Ten years we’ve been rusting…

Holy Sugar Honey Iced Tea.

That… That is so unbelievably horrific for such a seemingly innocent little line…

No, seriously, think about this for a moment or three. Putting aside the Beast for the moment, look at Chip Potts, Mrs. Potts youngest child turned into a teacup. He is all of six years old, seven or even eight at the oldest, and has likely been so for over ten years, meaning that while the Beast was clearly aging and growing older as the years went by, none of the staff of the castle were meaning that the enchantress, perhaps realizing that the staff were guilty only by association to the prince, didn’t deserve to be cursed under the same circumstances. If and/or when he died, the curse may have been lifted from them, allowing them a chance at normalcy once more.

Of course, considering they spent nearly a decade as household objects, normalcy is a relative term. Goodness knows that if magic weren’t heavily involved Chip and the rest of them might have forgotten how to even walk seeing as not a one of them had anything resembling legs let alone feet.

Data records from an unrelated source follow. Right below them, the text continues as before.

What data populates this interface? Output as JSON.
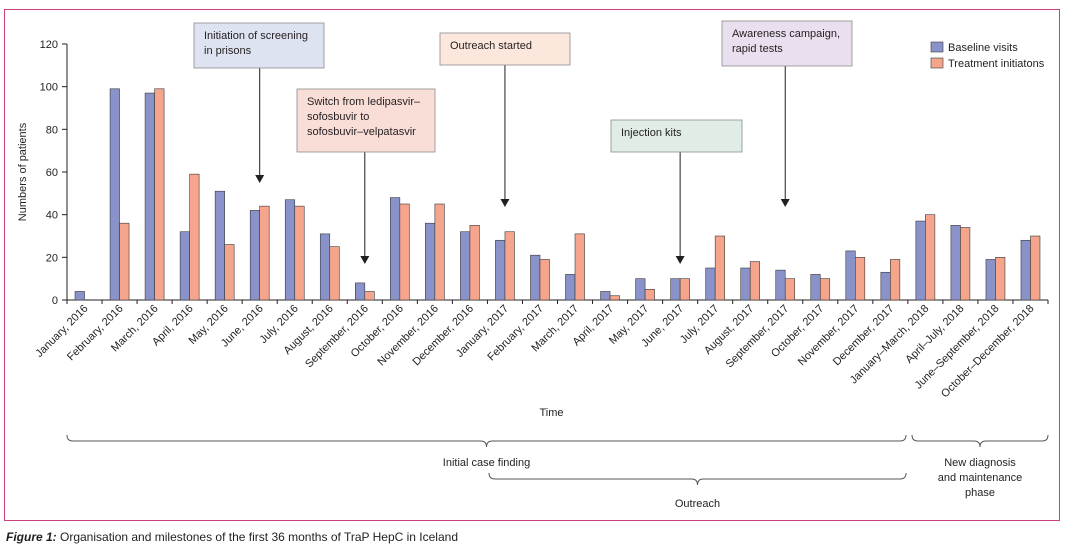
{
  "chart_data": {
    "type": "bar",
    "xlabel": "Time",
    "ylabel": "Numbers of patients",
    "ylim": [
      0,
      120
    ],
    "yticks": [
      0,
      20,
      40,
      60,
      80,
      100,
      120
    ],
    "categories": [
      "January, 2016",
      "February, 2016",
      "March, 2016",
      "April, 2016",
      "May, 2016",
      "June, 2016",
      "July, 2016",
      "August, 2016",
      "September, 2016",
      "October, 2016",
      "November, 2016",
      "December, 2016",
      "January, 2017",
      "February, 2017",
      "March, 2017",
      "April, 2017",
      "May, 2017",
      "June, 2017",
      "July, 2017",
      "August, 2017",
      "September, 2017",
      "October, 2017",
      "November, 2017",
      "December, 2017",
      "January–March, 2018",
      "April–July, 2018",
      "June–September, 2018",
      "October–December, 2018"
    ],
    "series": [
      {
        "name": "Baseline visits",
        "color": "#8a93c9",
        "values": [
          4,
          99,
          97,
          32,
          51,
          42,
          47,
          31,
          8,
          48,
          36,
          32,
          28,
          21,
          12,
          4,
          10,
          10,
          15,
          15,
          14,
          12,
          23,
          13,
          37,
          35,
          19,
          28
        ]
      },
      {
        "name": "Treatment initiatons",
        "color": "#f4a58c",
        "values": [
          0,
          36,
          99,
          59,
          26,
          44,
          44,
          25,
          4,
          45,
          45,
          35,
          32,
          19,
          31,
          2,
          5,
          10,
          30,
          18,
          10,
          10,
          20,
          19,
          40,
          34,
          20,
          30
        ]
      }
    ],
    "legend_position": "top-right",
    "annotations": [
      {
        "text": [
          "Initiation of screening",
          "in prisons"
        ],
        "color": "#dde3f1",
        "target_category": "June, 2016"
      },
      {
        "text": [
          "Switch from ledipasvir–",
          "sofosbuvir to",
          "sofosbuvir–velpatasvir"
        ],
        "color": "#f9ddd7",
        "target_category": "September, 2016"
      },
      {
        "text": [
          "Outreach started"
        ],
        "color": "#fce7dc",
        "target_category": "January, 2017"
      },
      {
        "text": [
          "Injection kits"
        ],
        "color": "#dfede6",
        "target_category": "June, 2017"
      },
      {
        "text": [
          "Awareness campaign,",
          "rapid tests"
        ],
        "color": "#e9dfee",
        "target_category": "September, 2017"
      }
    ],
    "phases": [
      {
        "text": [
          "Initial case finding"
        ],
        "from_category": "January, 2016",
        "to_category": "December, 2017"
      },
      {
        "text": [
          "Outreach"
        ],
        "from_category": "January, 2017",
        "to_category": "December, 2017"
      },
      {
        "text": [
          "New diagnosis",
          "and maintenance",
          "phase"
        ],
        "from_category": "January–March, 2018",
        "to_category": "October–December, 2018"
      }
    ]
  },
  "caption": {
    "label": "Figure 1:",
    "text": " Organisation and milestones of the first 36 months of TraP HepC in Iceland"
  },
  "colors": {
    "frame": "#c9417d",
    "axis": "#231f20",
    "annotation_border": "#8c8c8c"
  }
}
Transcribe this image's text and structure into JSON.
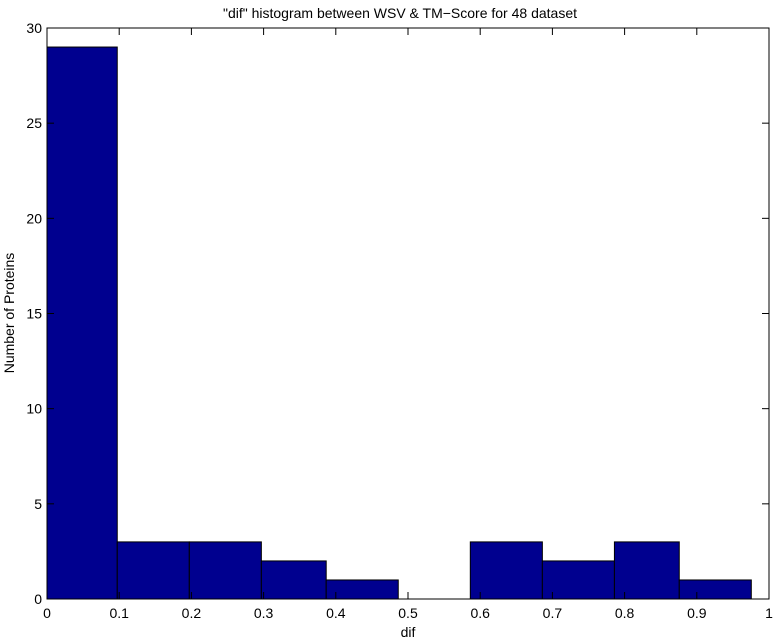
{
  "chart_data": {
    "type": "bar",
    "title": "\"dif\" histogram between WSV & TM−Score for 48 dataset",
    "xlabel": "dif",
    "ylabel": "Number of Proteins",
    "xlim": [
      0,
      1
    ],
    "ylim": [
      0,
      30
    ],
    "xticks": [
      0,
      0.1,
      0.2,
      0.3,
      0.4,
      0.5,
      0.6,
      0.7,
      0.8,
      0.9,
      1
    ],
    "xtick_labels": [
      "0",
      "0.1",
      "0.2",
      "0.3",
      "0.4",
      "0.5",
      "0.6",
      "0.7",
      "0.8",
      "0.9",
      "1"
    ],
    "yticks": [
      0,
      5,
      10,
      15,
      20,
      25,
      30
    ],
    "ytick_labels": [
      "0",
      "5",
      "10",
      "15",
      "20",
      "25",
      "30"
    ],
    "grid": false,
    "bar_color": "#00008f",
    "bins": [
      {
        "x0": 0.0,
        "x1": 0.0973,
        "count": 29
      },
      {
        "x0": 0.0973,
        "x1": 0.1971,
        "count": 3
      },
      {
        "x0": 0.1971,
        "x1": 0.2969,
        "count": 3
      },
      {
        "x0": 0.2969,
        "x1": 0.3867,
        "count": 2
      },
      {
        "x0": 0.3867,
        "x1": 0.4865,
        "count": 1
      },
      {
        "x0": 0.4865,
        "x1": 0.5863,
        "count": 0
      },
      {
        "x0": 0.5863,
        "x1": 0.6861,
        "count": 3
      },
      {
        "x0": 0.6861,
        "x1": 0.7859,
        "count": 2
      },
      {
        "x0": 0.7859,
        "x1": 0.8757,
        "count": 3
      },
      {
        "x0": 0.8757,
        "x1": 0.9755,
        "count": 1
      }
    ]
  }
}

It gets far worse when one adds the Beast into the equation. If he’s close to turning twenty-one at this point, that would mean that he had been all of eleven years old at the time of the enchantress’ visit. I’m sorry, but even at five years old I knew better than to invite a total stranger into my home for the night and with him being a prince, the Beast had far more reason to do so as she may well have been an assassin in disguise rather than a cold blooded witch of an enchantress.

I’d use a far more suitable word but I try to keep this blog PG-13.

Seriously though, the enchantress is a blanket word for one of the worst Disney Villains to ever exist and yet has no continuing role in the film proper. I mean really, how many of the castle’s staff had been cursed that night and had only been at the castle in a short period of time? Could you imagine starting work at the castle, a job that would pay extremely well and help you support your family, and then be turned into say, a coatrack, for TEN YEARS? If your family didn’t think you dead and moved on/away then they’d at least have aged significantly in that time and time, easily one of the most precious things in all of Creation, cannot be regained once it has been lost.

… Sigh… I suppose now is as good a time as any to discuss my choice in song for the film as a whole, which I’ll state outright is not the song “Beauty and the Beast” despite how apt a choice it is. Aside from being a literal titular song and the dance sequence between Belle and the Beast being one of the most recognized romantic moments in cinematic history… Alright, not really helping my case here but bear with me a moment. The song itself is one that shows how two entirely different individuals can come together despite their differences but that’s not how I feel the film itself is about.

Instead, my choice in song is “Something There” as sung primarily by the Beast and Belle. It’s not romantic dance in a ballroom but it’s the moment where I feel that the two of them start to actually fall in love with one another. True, this follows the Beast rescuing Belle from the wolves and her helping tend to his wounds and him giving her a library as a thank you… Dang, I’m not on my A-game today at all with this…

Alright, alright, just… Just watch them. Listen to the lyrics but just look how the two of them act and interact with each other.

Overall, I give this film ten out of five stars because anything less would really be an injustice. This film represents everything that is Disney, from animation, to song, to story, and to heart. True, there may some moments which may startle or even frighten younger audiences, the Beast for all the awesome that he is, is still a rather frightening sight when enraged, but what little darkness there is, is outshone by the light in this film. It is one that I can wholeheartedly say is among my top three personal favorites of Disney Animation of all time from Golden to Silver to Renaissance to Millennial and here in our current Revival Era.